Pani Noc
Autor: Cassandra Clare
Wydawnictwo: MAG
Uczucia po przeczytaniu:
OMG!!! Po prostu nie mam słów! Powiem tylko tyle pobiłam swój rekord w czytaniu i minął równo tydzień od kiedy kupiłam tą książkę i już mam koniec! ;) 828 stron cuda, które wciągnęło mnie bezgranicznie i nieodwracalnie kolejny raz w świat Nocnych Łowców!
Czuję jak targają mną emocję i wir uczuć! Miliony pytań na które na razie nie poznam odpowiedzi, aż do następnego tomu. Masakra! ;D Dopiero przeczytałam tą książkę i moją pierwszą myślą było: Musze jej o kimś powiedzieć! Nie mam pojęcia czy moje wypociny tu i teraz kogoś zainteresują, ale w sumie... Co mi zależy? Może i nikt nie będzie tego czytał, ale ja przynajmniej pozbędę się tego wstrętnego kaca książkowego, którego teraz odczuwam ;)

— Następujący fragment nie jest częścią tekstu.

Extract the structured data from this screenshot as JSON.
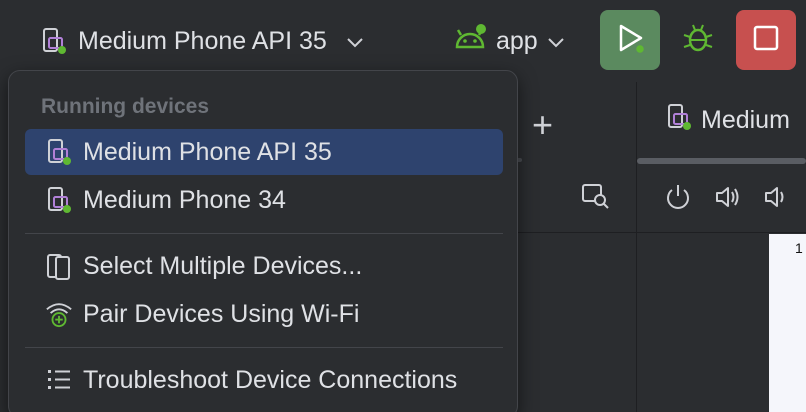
{
  "toolbar": {
    "device_label": "Medium Phone API 35",
    "app_label": "app"
  },
  "popup": {
    "section_header": "Running devices",
    "items": [
      {
        "label": "Medium Phone API 35",
        "icon": "device-running-icon",
        "selected": true
      },
      {
        "label": "Medium Phone 34",
        "icon": "device-running-icon",
        "selected": false
      },
      {
        "label": "Select Multiple Devices...",
        "icon": "multiple-devices-icon",
        "selected": false
      },
      {
        "label": "Pair Devices Using Wi-Fi",
        "icon": "wifi-pair-icon",
        "selected": false
      },
      {
        "label": "Troubleshoot Device Connections",
        "icon": "troubleshoot-list-icon",
        "selected": false
      }
    ]
  },
  "right_pane": {
    "tab_label": "Medium",
    "screen_text": "1"
  },
  "colors": {
    "accent_selected": "#2e436e",
    "run_button": "#5b8a5f",
    "stop_button": "#c7504f",
    "running_dot": "#5fb832",
    "device_icon_purple": "#b180d7"
  }
}
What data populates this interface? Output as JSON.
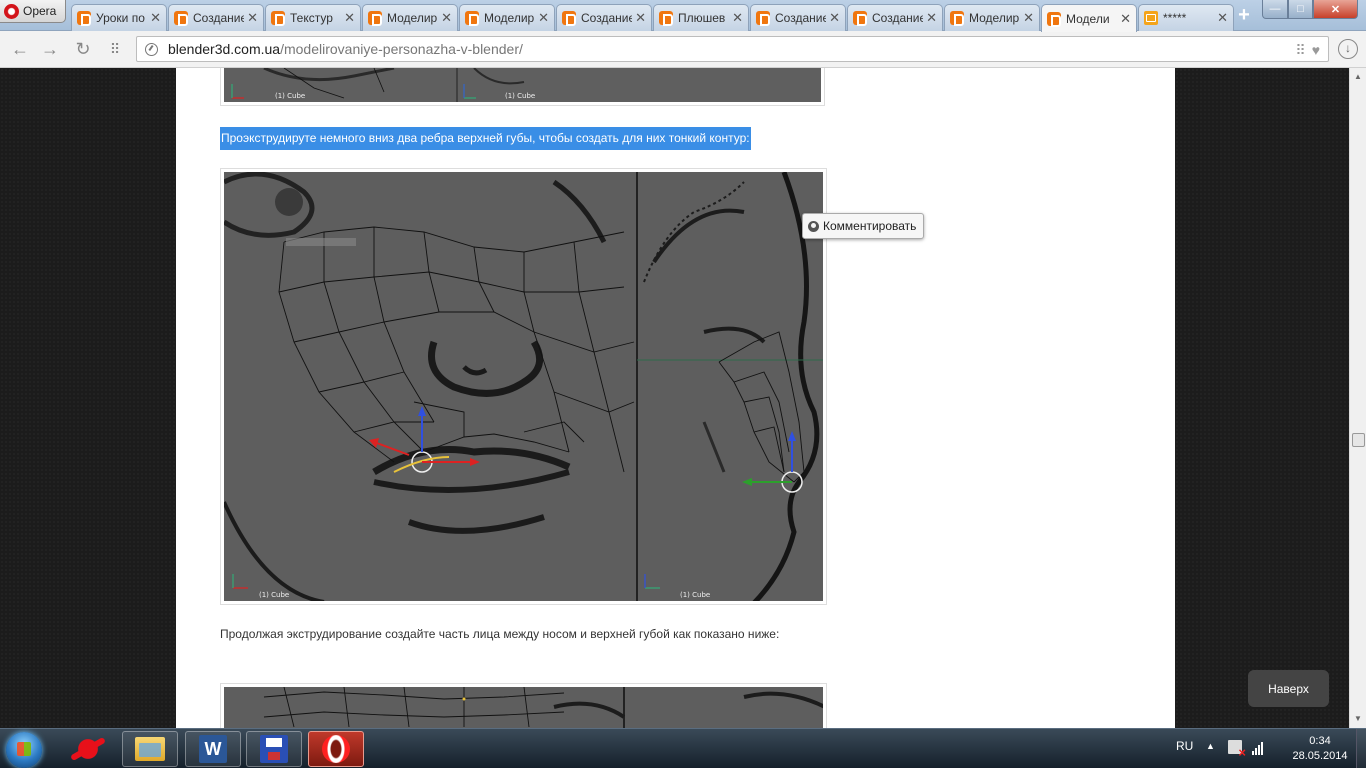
{
  "browser": {
    "menu_label": "Opera",
    "tabs": [
      {
        "title": "Уроки по",
        "icon": "blender-icon",
        "active": false
      },
      {
        "title": "Создание",
        "icon": "blender-icon",
        "active": false
      },
      {
        "title": "Текстур",
        "icon": "blender-icon",
        "active": false
      },
      {
        "title": "Моделир",
        "icon": "blender-icon",
        "active": false
      },
      {
        "title": "Моделир",
        "icon": "blender-icon",
        "active": false
      },
      {
        "title": "Создание",
        "icon": "blender-icon",
        "active": false
      },
      {
        "title": "Плюшев",
        "icon": "blender-icon",
        "active": false
      },
      {
        "title": "Создание",
        "icon": "blender-icon",
        "active": false
      },
      {
        "title": "Создание",
        "icon": "blender-icon",
        "active": false
      },
      {
        "title": "Моделир",
        "icon": "blender-icon",
        "active": false
      },
      {
        "title": "Модели",
        "icon": "blender-icon",
        "active": true
      },
      {
        "title": "*****",
        "icon": "mail-icon",
        "active": false
      }
    ],
    "new_tab_label": "+",
    "window_controls": {
      "minimize": "—",
      "maximize": "□",
      "close": "✕"
    },
    "address": {
      "host": "blender3d.com.ua",
      "path": "/modelirovaniye-personazha-v-blender/"
    }
  },
  "article": {
    "viewport_label": "(1) Cube",
    "highlighted_text": "Проэкструдируте немного вниз два ребра верхней губы, чтобы создать для них тонкий контур:",
    "paragraph": "Продолжая экструдирование создайте часть лица между носом и верхней губой как показано ниже:",
    "comment_popup": "Комментировать",
    "back_to_top": "Наверх"
  },
  "colors": {
    "selection": "#3a8ee6",
    "viewport_bg": "#606060",
    "accent_blender": "#f0760f"
  },
  "taskbar": {
    "apps": [
      {
        "name": "splat-app-icon",
        "running": false
      },
      {
        "name": "explorer-icon",
        "running": true
      },
      {
        "name": "word-icon",
        "running": true
      },
      {
        "name": "save-app-icon",
        "running": true
      },
      {
        "name": "opera-icon",
        "running": true,
        "active": true
      }
    ],
    "language": "RU",
    "time": "0:34",
    "date": "28.05.2014"
  }
}
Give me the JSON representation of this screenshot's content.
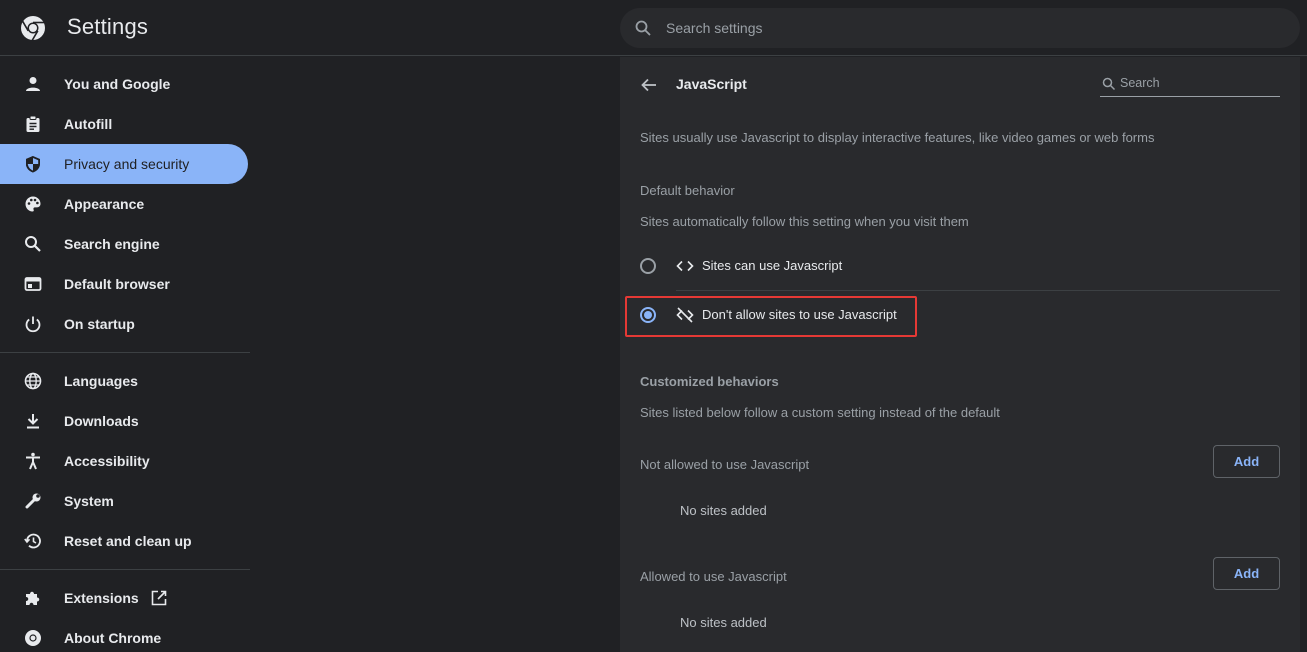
{
  "header": {
    "title": "Settings",
    "search_placeholder": "Search settings"
  },
  "sidebar": {
    "items": [
      {
        "label": "You and Google",
        "icon": "person-icon"
      },
      {
        "label": "Autofill",
        "icon": "clipboard-icon"
      },
      {
        "label": "Privacy and security",
        "icon": "shield-icon",
        "active": true
      },
      {
        "label": "Appearance",
        "icon": "palette-icon"
      },
      {
        "label": "Search engine",
        "icon": "search-icon"
      },
      {
        "label": "Default browser",
        "icon": "browser-window-icon"
      },
      {
        "label": "On startup",
        "icon": "power-icon"
      },
      {
        "label": "Languages",
        "icon": "globe-icon"
      },
      {
        "label": "Downloads",
        "icon": "download-icon"
      },
      {
        "label": "Accessibility",
        "icon": "accessibility-icon"
      },
      {
        "label": "System",
        "icon": "wrench-icon"
      },
      {
        "label": "Reset and clean up",
        "icon": "restore-icon"
      },
      {
        "label": "Extensions",
        "icon": "puzzle-icon"
      },
      {
        "label": "About Chrome",
        "icon": "chrome-icon"
      }
    ]
  },
  "main": {
    "title": "JavaScript",
    "search_placeholder": "Search",
    "description": "Sites usually use Javascript to display interactive features, like video games or web forms",
    "default_behavior": {
      "heading": "Default behavior",
      "description": "Sites automatically follow this setting when you visit them",
      "options": [
        {
          "label": "Sites can use Javascript",
          "icon": "code-icon",
          "selected": false
        },
        {
          "label": "Don't allow sites to use Javascript",
          "icon": "code-off-icon",
          "selected": true
        }
      ]
    },
    "customized": {
      "heading": "Customized behaviors",
      "description": "Sites listed below follow a custom setting instead of the default",
      "not_allowed": {
        "label": "Not allowed to use Javascript",
        "button": "Add",
        "empty": "No sites added"
      },
      "allowed": {
        "label": "Allowed to use Javascript",
        "button": "Add",
        "empty": "No sites added"
      }
    }
  },
  "colors": {
    "accent": "#8ab4f8",
    "background": "#202124",
    "panel": "#292a2d",
    "highlight_border": "#e53935"
  }
}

Co mogę powiedzieć tak, żeby nie spojlerować? Cud! To jedyne słowo jakie przychodzi mi do głowy!
Gdy kupiłam tę książkę i może to śmieszne, ale przez pierwszą godzinę trzymałam ją na kolanach i byłam tak bardzo podekscytowana, że chyba z sześć razy (albo więcej) zbierałam się na to, aby zacząć ją wreszcie czytać, ale emocje mi na to nie pozwalały ;)

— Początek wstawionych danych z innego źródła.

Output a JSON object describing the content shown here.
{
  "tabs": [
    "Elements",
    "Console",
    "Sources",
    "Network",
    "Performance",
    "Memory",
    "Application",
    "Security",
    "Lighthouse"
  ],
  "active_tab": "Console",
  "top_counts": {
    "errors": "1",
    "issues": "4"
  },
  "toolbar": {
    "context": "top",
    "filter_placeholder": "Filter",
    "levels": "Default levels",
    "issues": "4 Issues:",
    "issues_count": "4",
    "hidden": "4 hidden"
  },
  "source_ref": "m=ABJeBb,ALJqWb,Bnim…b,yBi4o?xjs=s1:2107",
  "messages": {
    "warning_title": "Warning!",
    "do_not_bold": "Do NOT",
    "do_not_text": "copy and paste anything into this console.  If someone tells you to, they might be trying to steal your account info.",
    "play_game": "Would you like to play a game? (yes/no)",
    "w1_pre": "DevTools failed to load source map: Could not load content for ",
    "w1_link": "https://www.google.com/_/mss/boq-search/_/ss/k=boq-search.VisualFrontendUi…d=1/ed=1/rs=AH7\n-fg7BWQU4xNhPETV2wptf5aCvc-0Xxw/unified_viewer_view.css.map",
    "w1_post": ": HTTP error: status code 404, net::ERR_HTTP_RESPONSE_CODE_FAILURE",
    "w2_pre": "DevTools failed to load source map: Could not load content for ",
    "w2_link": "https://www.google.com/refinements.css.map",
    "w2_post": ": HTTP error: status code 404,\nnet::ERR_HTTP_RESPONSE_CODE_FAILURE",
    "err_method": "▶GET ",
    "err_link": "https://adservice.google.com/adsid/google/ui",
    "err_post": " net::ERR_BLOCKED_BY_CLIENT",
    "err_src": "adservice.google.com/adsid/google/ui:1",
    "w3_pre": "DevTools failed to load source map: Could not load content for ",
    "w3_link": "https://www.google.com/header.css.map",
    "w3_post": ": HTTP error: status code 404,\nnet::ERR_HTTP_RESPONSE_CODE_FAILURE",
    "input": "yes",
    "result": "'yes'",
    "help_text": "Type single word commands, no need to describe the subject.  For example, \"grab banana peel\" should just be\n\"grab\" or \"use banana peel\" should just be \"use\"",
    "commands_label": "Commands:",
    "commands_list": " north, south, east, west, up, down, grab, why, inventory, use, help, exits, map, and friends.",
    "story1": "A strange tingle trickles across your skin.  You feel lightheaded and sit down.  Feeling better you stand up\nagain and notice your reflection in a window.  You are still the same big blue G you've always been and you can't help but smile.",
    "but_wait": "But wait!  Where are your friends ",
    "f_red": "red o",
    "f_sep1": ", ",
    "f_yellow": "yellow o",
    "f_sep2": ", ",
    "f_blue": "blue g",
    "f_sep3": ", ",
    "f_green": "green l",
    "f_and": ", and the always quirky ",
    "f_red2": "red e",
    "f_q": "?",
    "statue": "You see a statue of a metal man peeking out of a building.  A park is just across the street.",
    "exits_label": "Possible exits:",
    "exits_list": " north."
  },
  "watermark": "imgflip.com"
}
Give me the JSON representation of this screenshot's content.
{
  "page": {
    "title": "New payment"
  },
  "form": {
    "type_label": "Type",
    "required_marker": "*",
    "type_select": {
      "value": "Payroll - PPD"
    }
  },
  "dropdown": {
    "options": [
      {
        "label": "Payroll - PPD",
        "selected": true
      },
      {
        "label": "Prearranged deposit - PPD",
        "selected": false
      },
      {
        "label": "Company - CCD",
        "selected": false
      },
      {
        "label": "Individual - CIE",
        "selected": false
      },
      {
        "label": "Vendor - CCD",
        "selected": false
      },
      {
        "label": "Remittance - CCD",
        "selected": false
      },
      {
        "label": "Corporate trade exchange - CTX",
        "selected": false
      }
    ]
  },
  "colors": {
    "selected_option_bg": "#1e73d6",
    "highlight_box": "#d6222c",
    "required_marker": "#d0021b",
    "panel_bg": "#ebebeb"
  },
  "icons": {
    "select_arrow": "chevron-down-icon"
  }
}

Siostra zapytała mnie czemu jej nie czytam, a ja jej odpowiedziałam, że nie mogę. Naprawdę nie mogłam jej ruszyć. Siostra zmierzyła mnie spojrzeniem i pokręciła zrezygnowana głową, uśmiechając się delikatnie.
Szczerze? Nie zamierzałam jej tłumaczyć o co chodzi... I tak by mnie nie zrozumiała, nie czyta książek więc nie wie jak się czułam. Może ktoś z was też tak miał? Próbował za wszelką cenę tłumaczyć osobie nie czytającej jakie to jest uczucie kiedy kupi się wymarzoną książkę? A ta osoba kompletnie cię nie rozumie?
Po pewnym czasie zebrałam się na odwagę chwyciłam książkę i powiedziałam w myślach:
Proszę bądź tak dobra jak poprzednie.
Ocena:
Będzie bez spojlerów!
Nie zawiodłam się... Książka? Cudo! Wiem, że już chyba trzeci, albo czwarty raz używam tego słowa, ale nie znam innego, na określenie tej książki. Czytanie jej było dla mnie czymś wspaniałym. To był jak powrót do świata z którego zostałam wyrwana. Jak powrót w pewnym sensie do domu ;)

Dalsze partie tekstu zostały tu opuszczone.